This book offers the first comprehensive analysis of the national and international legal issues surrounding digital assets in enforcement and insolvency.
Its primary aim is to ensure that the economic value of digital assets can be fully realised by creditors and other stakeholders through the legal processes and remedies available to them, and that holders of digital assets receive adequate protection. These legal issues are considered in diverse commercial and technical contexts, ranging from native cryptocurrencies to token, whether held directly or with custodians and other intermediaries.
The book offers analysis on different levels: Firstly, it scrutinises the existing legal frameworks for enforcement and insolvency in various countries and evaluates the extent to which they can accommodate digital forms of value; secondly, it compares the approaches taken in different jurisdictions and addresses the cross-border issues of jurisdiction and conflict of laws issues that may arise; and thirdly, it focuses on international texts, such as the UNIDROIT Principles on Digital Assets and Private Law, as well as the Global Code of Digital Enforcement, and suggested avenues for further harmonisation and unification of the law.
The book provides much-needed responses to the increasing significance of digital assets in modern insolvency and enforcement proceedings. It takes a unique global approach to a wide range of legal perspectives, drawing upon the contributors' experience as leading practitioners, representatives of international organisations, and academics, in common law and civil law jurisdictions around the world. The book identifies the most pressing areas for law reform, and proposes solutions that are both legally robust as well as fit for practical purpose.

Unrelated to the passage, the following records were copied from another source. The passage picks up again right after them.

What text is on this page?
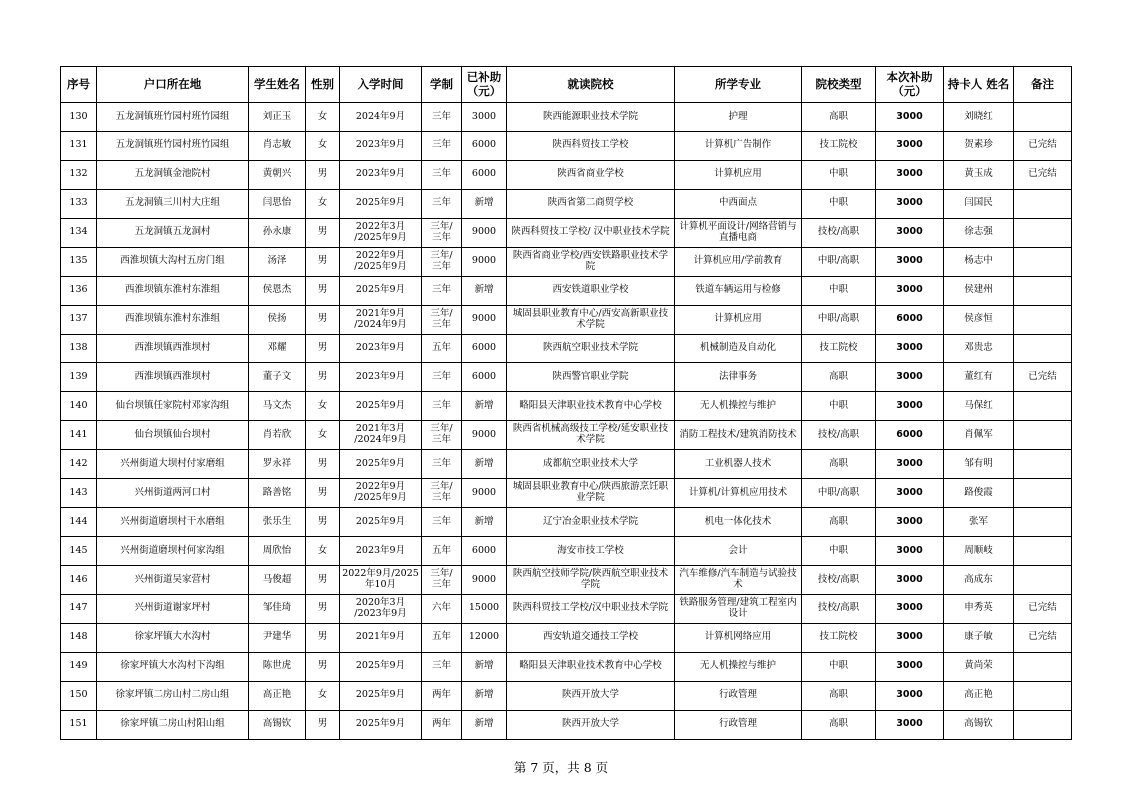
序号	户口所在地	学生姓名	性别	入学时间	学制	已补助
（元）	就读院校	所学专业	院校类型	本次补助
（元）	持卡人 姓名	备注
130	五龙洞镇班竹园村班竹园组	刘正玉	女	2024年9月	三年	3000	陕西能源职业技术学院	护理	高职	3000	刘晓红	
131	五龙洞镇班竹园村班竹园组	肖志敏	女	2023年9月	三年	6000	陕西科贸技工学校	计算机广告制作	技工院校	3000	贺素珍	已完结
132	五龙洞镇金池院村	黄朝兴	男	2023年9月	三年	6000	陕西省商业学校	计算机应用	中职	3000	黄玉成	已完结
133	五龙洞镇三川村大庄组	闫思怡	女	2025年9月	三年	新增	陕西省第二商贸学校	中西面点	中职	3000	闫国民	
134	五龙洞镇五龙洞村	孙永康	男	2022年3月
/2025年9月	三年/
三年	9000	陕西科贸技工学校/ 汉中职业技术学院	计算机平面设计/网络营销与直播电商	技校/高职	3000	徐志强	
135	西淮坝镇大沟村五房门组	汤泽	男	2022年9月
/2025年9月	三年/
三年	9000	陕西省商业学校/西安铁路职业技术学院	计算机应用/学前教育	中职/高职	3000	杨志中	
136	西淮坝镇东淮村东淮组	侯恩杰	男	2025年9月	三年	新增	西安铁道职业学校	铁道车辆运用与检修	中职	3000	侯建州	
137	西淮坝镇东淮村东淮组	侯扬	男	2021年9月
/2024年9月	三年/
三年	9000	城固县职业教育中心/西安高新职业技术学院	计算机应用	中职/高职	6000	侯彦恒	
138	西淮坝镇西淮坝村	邓耀	男	2023年9月	五年	6000	陕西航空职业技术学院	机械制造及自动化	技工院校	3000	邓贵忠	
139	西淮坝镇西淮坝村	董子文	男	2023年9月	三年	6000	陕西警官职业学院	法律事务	高职	3000	董红有	已完结
140	仙台坝镇任家院村邓家沟组	马文杰	女	2025年9月	三年	新增	略阳县天津职业技术教育中心学校	无人机操控与维护	中职	3000	马保红	
141	仙台坝镇仙台坝村	肖若欣	女	2021年3月
/2024年9月	三年/
三年	9000	陕西省机械高级技工学校/延安职业技术学院	消防工程技术/建筑消防技术	技校/高职	6000	肖佩军	
142	兴州街道大坝村付家磨组	罗永祥	男	2025年9月	三年	新增	成都航空职业技术大学	工业机器人技术	高职	3000	邹有明	
143	兴州街道两河口村	路善铭	男	2022年9月
/2025年9月	三年/
三年	9000	城固县职业教育中心/陕西旅游烹饪职业学院	计算机/计算机应用技术	中职/高职	3000	路俊霞	
144	兴州街道磨坝村干水磨组	张乐生	男	2025年9月	三年	新增	辽宁冶金职业技术学院	机电一体化技术	高职	3000	张军	
145	兴州街道磨坝村何家沟组	周欣怡	女	2023年9月	五年	6000	海安市技工学校	会计	中职	3000	周顺岐	
146	兴州街道吴家营村	马俊超	男	2022年9月/2025年10月	三年/
三年	9000	陕西航空技师学院/陕西航空职业技术学院	汽车维修/汽车制造与试验技术	技校/高职	3000	高成东	
147	兴州街道谢家坪村	邹佳琦	男	2020年3月
/2023年9月	六年	15000	陕西科贸技工学校/汉中职业技术学院	铁路服务管理/建筑工程室内设计	技校/高职	3000	申秀英	已完结
148	徐家坪镇大水沟村	尹建华	男	2021年9月	五年	12000	西安轨道交通技工学校	计算机网络应用	技工院校	3000	康子敏	已完结
149	徐家坪镇大水沟村下沟组	陈世虎	男	2025年9月	三年	新增	略阳县天津职业技术教育中心学校	无人机操控与维护	中职	3000	黄尚荣	
150	徐家坪镇二房山村二房山组	高正艳	女	2025年9月	两年	新增	陕西开放大学	行政管理	高职	3000	高正艳	
151	徐家坪镇二房山村阳山组	高锡钦	男	2025年9月	两年	新增	陕西开放大学	行政管理	高职	3000	高锡钦	
第 7 页，共 8 页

Christian Koller is Professor of European and International Civil Procedure Law and Vice-Dean of the Law Faculty at the University of Vienna, Austria.
John Linarelli is Professor of Law at the University of Pittsburgh, USA.
Matthias Lehmann is Professor of Private Law, International Private Law and Comparative Law at the University of Vienna, Austria and Professor of European and Comparative Business Law at Radboud University Nijmegen, the Netherlands.
Teresa Rodríguez de las Heras Ballell is Associate Professor of Commercial Law at University Carlos III of Madrid, Spain. She is also currently Sir Roy Goode Scholar at UNIDROIT, Rome (2021-22) and previously held the Chair of Excellence at Harris Manchester College, Oxford University.
Teresa is an arbitrator at the Madrid Court of Arbitration and the Spanish Court of Arbitration, a member of the Spanish Advertising Standards Tribunal (Autocontrol), member of the European Commission Expert Group on Liability and New Technologies, member of European Union Expert Group for the Observatory on the Online Platform Economy, Delegate for Spain before UNIDROIT and UNCITRAL Working Group VI on Security Interests, and member nominated by UNIDROIT of the Expert Study Group on a Fourth Protocol for the Cape Town Convention on International Security Interests.
She has held fellowships at the European Central Bank Legal Research Programme 2018 with a project on Fintech regulation, the Transatlantic Technology Law Forum, Stanford Law School, and was a Marie Curie Fellow at the Centre of European Law and Politics (ZERP), University of Bremen. In addition she has held visiting professorships at Oxford University, Toulouse 1 University Capitole, Columbia Law School, Tulane University Law School, the University of the Andes, the University of Turin, the University of Tokyo and University College London.